What ever ABC does, pressing M reverses it. IF ABC has it on, pressing M turns it off. If ABC has it off, Pressing M turns it on.

Standard notation for Verilog is & = AND, | = OR, ~ = bitwise inversion, ^ = XOR, ! = logical inversion.

So the answer is (A&B&C) ^ M

4 SPDT switches connected as I described.

Don't think of M as a momentary switch that permanently reverses the state of the system when momentarily pressed. It is a switch that reverses the state WHILE pressed.

 

[jim hardy]

Gotcha, M B G .

OP didn't say whether motor was to continue running after started by an override.
So that meets the stated requirement.

...but a manual override can start and stop it (M)...

What happens if ABC changes state while M is pressed ?
EDIT: add
When i tell something to stop i expect it to stay stopped until granted permission to restart.

 

[.Scott]

Just a question if you had to write a boolean expression for a problem like this,

A motor requires three conditions ABC to be high to start, but a manual override can start and stop it (M) what is the expression for Z

so Z = ABC... how would you incorporate the override switch.

As you may have gathered, there's a problem with the statement of the problem.
If the problem is truly Boolean, then all of the variables should be binary states.

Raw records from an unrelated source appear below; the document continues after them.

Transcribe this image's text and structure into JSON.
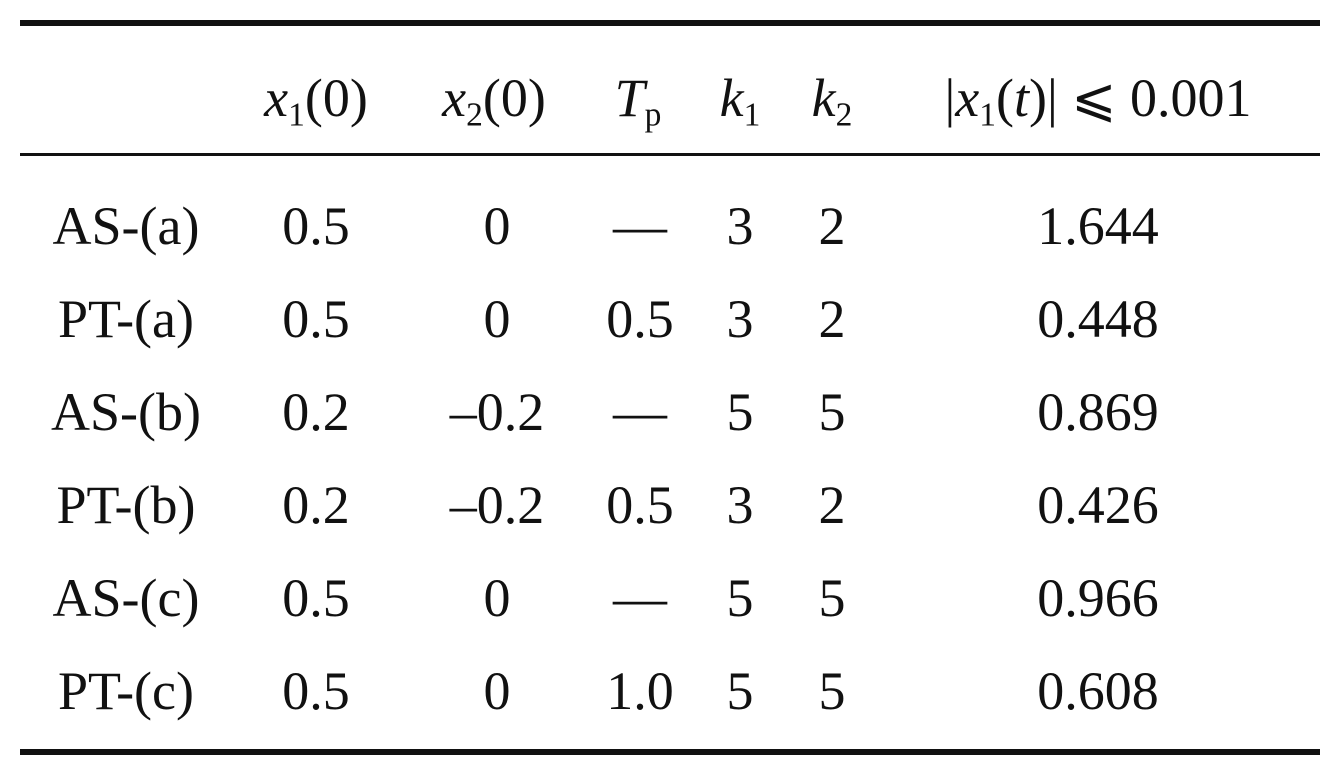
{
  "table": {
    "headers": [
      {
        "base": "x",
        "sub": "1",
        "rest": "(0)"
      },
      {
        "base": "x",
        "sub": "2",
        "rest": "(0)"
      },
      {
        "base": "T",
        "sub": "p",
        "rest": ""
      },
      {
        "base": "k",
        "sub": "1",
        "rest": ""
      },
      {
        "base": "k",
        "sub": "2",
        "rest": ""
      },
      {
        "pre": "|",
        "base": "x",
        "sub": "1",
        "mid": "(",
        "var": "t",
        "rest": ")| ⩽ 0.001"
      }
    ],
    "rows": [
      [
        "AS-(a)",
        "0.5",
        "0",
        "—",
        "3",
        "2",
        "1.644"
      ],
      [
        "PT-(a)",
        "0.5",
        "0",
        "0.5",
        "3",
        "2",
        "0.448"
      ],
      [
        "AS-(b)",
        "0.2",
        "–0.2",
        "—",
        "5",
        "5",
        "0.869"
      ],
      [
        "PT-(b)",
        "0.2",
        "–0.2",
        "0.5",
        "3",
        "2",
        "0.426"
      ],
      [
        "AS-(c)",
        "0.5",
        "0",
        "—",
        "5",
        "5",
        "0.966"
      ],
      [
        "PT-(c)",
        "0.5",
        "0",
        "1.0",
        "5",
        "5",
        "0.608"
      ]
    ]
  }
}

However, the manual override can "start or stop" the motor - which suggests three states: idle (or auto), start, or stop.

"meBigGuy"s solution (Z = (A&B&C) ^ M, below) provides a semantically correct answer to the problem - as you exactly stated it. But I wonder if that is really the problem that was asked of you or that was intended to be asked of you.

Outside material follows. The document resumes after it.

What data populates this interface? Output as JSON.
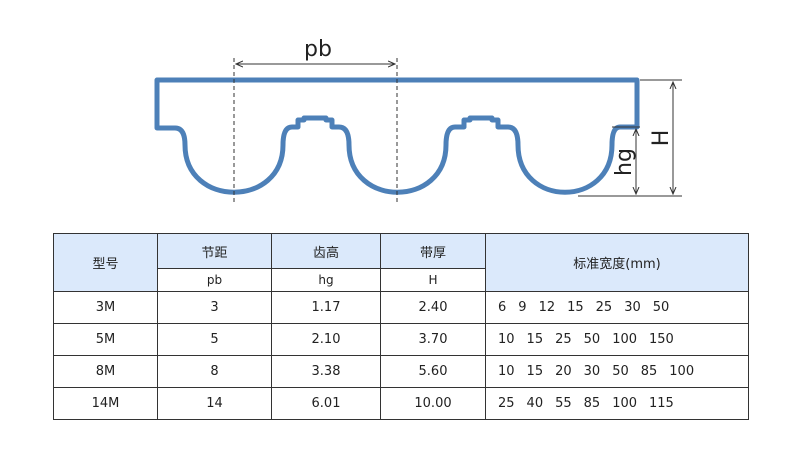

Standard notation for Verilog is & = AND, | = OR, ~ = bitwise inversion, ^ = XOR, ! = logical inversion.

So the answer is (A&B&C) ^ M

 

[meBigGuy]

In order to do a state oriented system the states and transitions must be exactly defined.

For example, if you press M to shut the system off (while ABC==true), does pressing it again cause it to restart? (in other words, does M always toggle the system?).

Or, do you have to go through ABC== false before you can turn it back on?

Or, if you press M to turn it off while ABC is true, does ABC== false then ABC=true turn it back on?

Or, if you press M to turn it on, does ABC true then false turn it off?

One simple rule is to resample the state whenever any condition is changed? But then, if M is pressed the same time as ABC goes true, does the system go on or off.

Draw the state diagram and I can write the verilog.